Add caching functionality for certain calls #248

Open caldwellst opened 1 month ago

caldwellst commented 1 month ago

Previously, some calls to external APIs were performed at the time a module was loaded. This ensured that subsequent loading of the module (or other data) would not continually call the same API endpoint. For instance, the data on the cloud at input/indicator_mapping.parquet would be loaded directly in the custom_segmentation.R module, and then used within each function, ensuring it was only called once as we expect it to be relatively static.

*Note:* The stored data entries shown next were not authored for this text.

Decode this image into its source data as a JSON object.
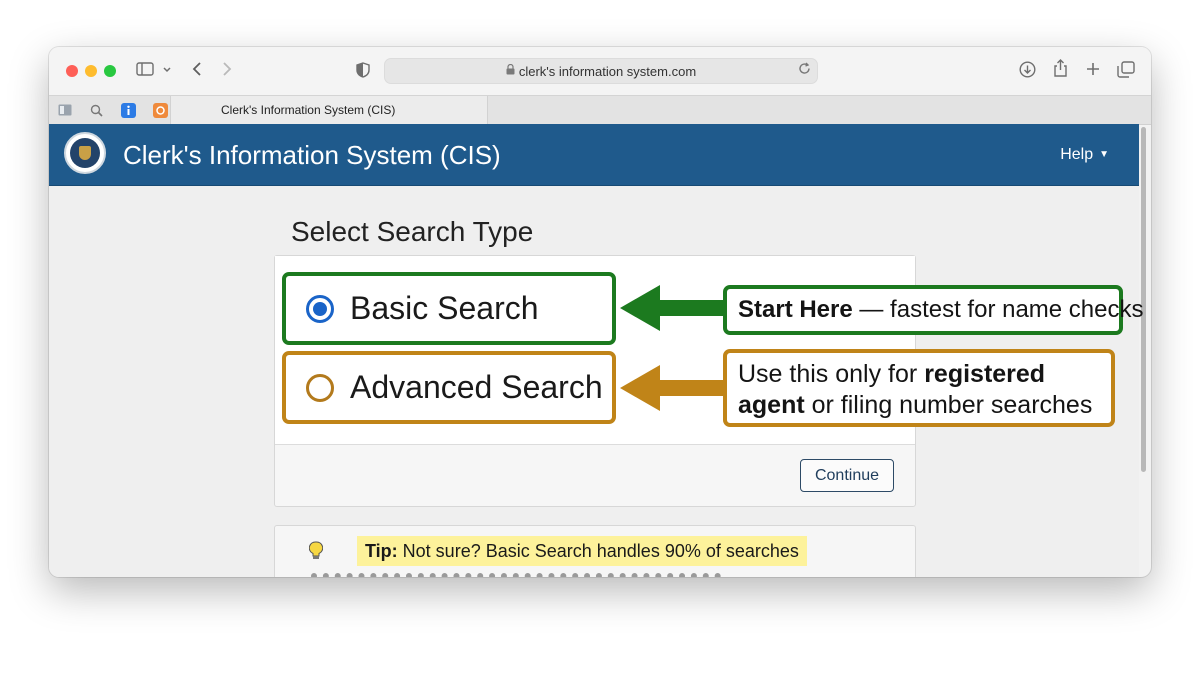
{
  "browser": {
    "url": "clerk's information system.com",
    "tab_title": "Clerk's Information System (CIS)"
  },
  "header": {
    "title": "Clerk's Information System (CIS)",
    "help_label": "Help"
  },
  "search": {
    "heading": "Select Search Type",
    "options": [
      {
        "label": "Basic Search",
        "selected": true
      },
      {
        "label": "Advanced Search",
        "selected": false
      }
    ],
    "continue_label": "Continue"
  },
  "tip": {
    "label": "Tip:",
    "text": " Not sure? Basic Search handles 90% of searches"
  },
  "callouts": {
    "basic": {
      "strong": "Start Here",
      "rest": " — fastest for name checks"
    },
    "advanced": {
      "before": "Use this only for ",
      "strong1": "registered",
      "strong2": "agent",
      "after": " or filing number searches"
    }
  },
  "colors": {
    "header_blue": "#1f5a8c",
    "basic_green": "#1c7a1f",
    "advanced_orange": "#c08418",
    "radio_blue": "#1a64c8",
    "tip_highlight": "#fdf29b"
  }
}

df_ind <- cs$read_az_file("input/indicator_mapping.parquet")

a <- function() {
  # do stuff with df_ind
}

Every time we used a(), we wouldn't have to reload the data from the cloud. However, the issue is, these calls to the cloud are made every time a module is loaded. In #247, we are implementing comprehensive testing of the entire project, which means that modules are being loaded for testing. We don't want to make any external API calls when testing. This means we need to move all calls to external APIs inside functions, which can then be mocked/stubbed so the calls are never actually made (we can't do that until we load the module).

Once #247 is merged, we should add caching functionality to a set of functions that were previously loaded at the module level. I have used the {memoise} package in the past, which makes it easy to simply set up caches for functions based on input parameters. Should be easy enough to implement.

Here is a list of the modules and functions that should be cached:

caldwellst commented 2 weeks ago

This has been addressed in #217 with read_az_file_cached(). However, needs to be combed through to make sure that the read_az_file_cached() and az_file_detect_cached() is used where we think it should be. For instance, use it when we expect the calls not to change, such as if we are reading a file in input/.... If we are reading files from output/..., we shouldn't use the cached version because we expect the files to change.

The functions in audience.R listed above should also be cached. You'll need to go through and make sure this has been done.